Mcwigik se volvió ante el avance de Pragganag y echó el brazo derecho bien alto, hacia atrás, manteniendo el birrete fuera de su alcance, al tiempo que mantenía el brazo izquierdo contra su torso.

—¡Me lo vas a dar! —exigió Pragganag, y al ver que Mcwigik mantenía el birrete fuera de su alcance, le dio un golpe en la cara.

Fue un error.

Porque Mcwigik había cogido algo más cuando se apoderó del gorro, y su brazo izquierdo lanzó un golpe de través a la altura del cuello del otro.

Pragganag quiso gritar algo, pero sólo salió un sonido gorgoteante, ya que la afilada hacha, que Mcwigik había cogido subrepticiamente, le había abierto la garganta de lado a lado.

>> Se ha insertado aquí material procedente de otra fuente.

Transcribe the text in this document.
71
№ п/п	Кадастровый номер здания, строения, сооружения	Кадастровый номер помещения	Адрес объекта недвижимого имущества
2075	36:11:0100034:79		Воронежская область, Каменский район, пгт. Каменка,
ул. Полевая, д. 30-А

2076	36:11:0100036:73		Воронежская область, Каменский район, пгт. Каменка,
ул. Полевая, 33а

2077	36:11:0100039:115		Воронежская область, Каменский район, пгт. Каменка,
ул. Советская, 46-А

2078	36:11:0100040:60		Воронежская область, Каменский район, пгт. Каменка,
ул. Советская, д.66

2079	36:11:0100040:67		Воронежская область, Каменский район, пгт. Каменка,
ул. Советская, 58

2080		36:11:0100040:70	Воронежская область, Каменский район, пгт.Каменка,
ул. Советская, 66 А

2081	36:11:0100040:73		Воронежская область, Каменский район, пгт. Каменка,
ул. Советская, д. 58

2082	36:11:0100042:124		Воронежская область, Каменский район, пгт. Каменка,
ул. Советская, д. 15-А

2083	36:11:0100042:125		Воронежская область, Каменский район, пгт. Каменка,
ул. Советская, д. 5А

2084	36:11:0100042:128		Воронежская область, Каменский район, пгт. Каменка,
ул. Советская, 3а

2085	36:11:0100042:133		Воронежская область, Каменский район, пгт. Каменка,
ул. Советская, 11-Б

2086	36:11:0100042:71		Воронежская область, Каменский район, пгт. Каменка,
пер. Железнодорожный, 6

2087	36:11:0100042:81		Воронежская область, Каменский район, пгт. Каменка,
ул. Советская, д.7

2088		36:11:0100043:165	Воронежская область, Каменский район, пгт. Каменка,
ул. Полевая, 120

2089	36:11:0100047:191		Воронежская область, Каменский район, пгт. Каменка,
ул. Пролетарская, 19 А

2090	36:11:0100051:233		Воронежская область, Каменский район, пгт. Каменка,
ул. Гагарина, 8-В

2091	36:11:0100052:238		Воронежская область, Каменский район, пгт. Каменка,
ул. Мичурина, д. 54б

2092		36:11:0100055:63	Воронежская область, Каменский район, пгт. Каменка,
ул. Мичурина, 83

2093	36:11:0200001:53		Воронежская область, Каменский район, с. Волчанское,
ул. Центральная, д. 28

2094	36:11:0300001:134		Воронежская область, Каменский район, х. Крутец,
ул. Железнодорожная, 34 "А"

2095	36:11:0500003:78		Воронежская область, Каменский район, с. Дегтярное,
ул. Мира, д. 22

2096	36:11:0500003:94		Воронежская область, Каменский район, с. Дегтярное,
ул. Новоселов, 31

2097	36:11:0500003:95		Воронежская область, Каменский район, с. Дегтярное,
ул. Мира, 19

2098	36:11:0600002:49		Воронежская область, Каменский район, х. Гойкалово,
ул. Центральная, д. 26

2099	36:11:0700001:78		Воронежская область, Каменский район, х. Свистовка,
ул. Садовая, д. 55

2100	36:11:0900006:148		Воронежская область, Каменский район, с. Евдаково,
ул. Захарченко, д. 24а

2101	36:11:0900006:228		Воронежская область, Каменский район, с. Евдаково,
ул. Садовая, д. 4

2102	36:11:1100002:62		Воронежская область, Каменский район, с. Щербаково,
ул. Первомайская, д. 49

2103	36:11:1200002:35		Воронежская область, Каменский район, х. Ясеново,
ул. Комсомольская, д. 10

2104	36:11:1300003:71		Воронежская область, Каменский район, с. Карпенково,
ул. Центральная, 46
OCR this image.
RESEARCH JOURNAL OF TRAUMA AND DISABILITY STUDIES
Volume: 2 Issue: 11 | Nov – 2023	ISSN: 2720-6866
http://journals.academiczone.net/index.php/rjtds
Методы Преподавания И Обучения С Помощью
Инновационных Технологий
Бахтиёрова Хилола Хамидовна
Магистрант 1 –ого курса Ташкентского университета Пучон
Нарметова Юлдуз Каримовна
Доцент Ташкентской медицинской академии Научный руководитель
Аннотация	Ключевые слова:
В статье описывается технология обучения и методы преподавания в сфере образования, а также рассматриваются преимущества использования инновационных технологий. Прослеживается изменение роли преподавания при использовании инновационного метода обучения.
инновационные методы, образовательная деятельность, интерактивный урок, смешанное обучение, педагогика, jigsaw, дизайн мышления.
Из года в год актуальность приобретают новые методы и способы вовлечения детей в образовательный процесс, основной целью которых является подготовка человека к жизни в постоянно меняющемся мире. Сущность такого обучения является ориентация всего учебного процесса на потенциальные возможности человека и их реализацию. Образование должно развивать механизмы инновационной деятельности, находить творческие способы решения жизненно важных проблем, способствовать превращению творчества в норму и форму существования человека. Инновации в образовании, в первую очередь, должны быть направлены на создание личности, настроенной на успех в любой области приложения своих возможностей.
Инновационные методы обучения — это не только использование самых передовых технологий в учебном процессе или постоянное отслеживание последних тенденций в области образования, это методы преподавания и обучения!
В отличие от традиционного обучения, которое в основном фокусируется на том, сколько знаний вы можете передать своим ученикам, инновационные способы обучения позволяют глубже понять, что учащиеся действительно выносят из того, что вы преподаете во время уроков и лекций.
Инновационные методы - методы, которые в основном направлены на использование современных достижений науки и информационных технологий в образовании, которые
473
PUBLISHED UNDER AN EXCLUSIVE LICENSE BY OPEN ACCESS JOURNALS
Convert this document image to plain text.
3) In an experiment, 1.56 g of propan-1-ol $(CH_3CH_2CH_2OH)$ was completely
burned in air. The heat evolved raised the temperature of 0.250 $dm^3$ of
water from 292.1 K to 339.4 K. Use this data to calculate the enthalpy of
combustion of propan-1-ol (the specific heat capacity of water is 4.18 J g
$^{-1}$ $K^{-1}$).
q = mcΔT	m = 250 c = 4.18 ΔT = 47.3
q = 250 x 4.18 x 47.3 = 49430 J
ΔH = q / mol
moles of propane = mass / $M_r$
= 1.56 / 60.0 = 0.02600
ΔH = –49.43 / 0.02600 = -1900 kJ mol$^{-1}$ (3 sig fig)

Mcwigik dio un paso atrás y sin inmutarse le ofreció el birrete a Cormack, mientras Pragganag caía de rodillas, ahogándose y llevándose la mano a la garganta de la que manaba abundantemente su sangre.

Cormack echó mano a su bolsillo y a la piedra que le quedaba.

—Puedo sanarlo —dijo, intentó pasar a toda prisa al lado de Mcwigik… pero el vigoroso powri se lo impidió interponiendo el brazo en su camino.

—No, no puedes. Coge su maldito gorro y empápalo con su sangre. Después puedes ponértelo en la cabeza e irte de aquí. El juego ha acabado, chico, y la próxima sangre que se derramará será la tuya —le puso el gorro en la mano—. ¡Mójalo! —ordenó en un tono que no admitía réplica.

Cuando se alejaba dando tumbos de la playa, instantes después, con el birrete húmedo en la mano, Cormack oyó a Mcwigik dar instrucciones a los demás (para gran alivio de estos, a juzgar por sus respuestas) de sacarle el corazón a Pragganag.

Cuando llegó a la pequeña arcada de piedra que llevaba a la puerta principal del monasterio, Cormack oyó la canción mortuoria de los powris, que ya le resultaba familiar. La entonación extraña y a la vez suave y armoniosa (teniendo en cuenta las voces graves de los cantantes) se mezclaba con el sonido de las olas, de tal modo que Cormack no habría sabido que era una canción de no haberla oído antes.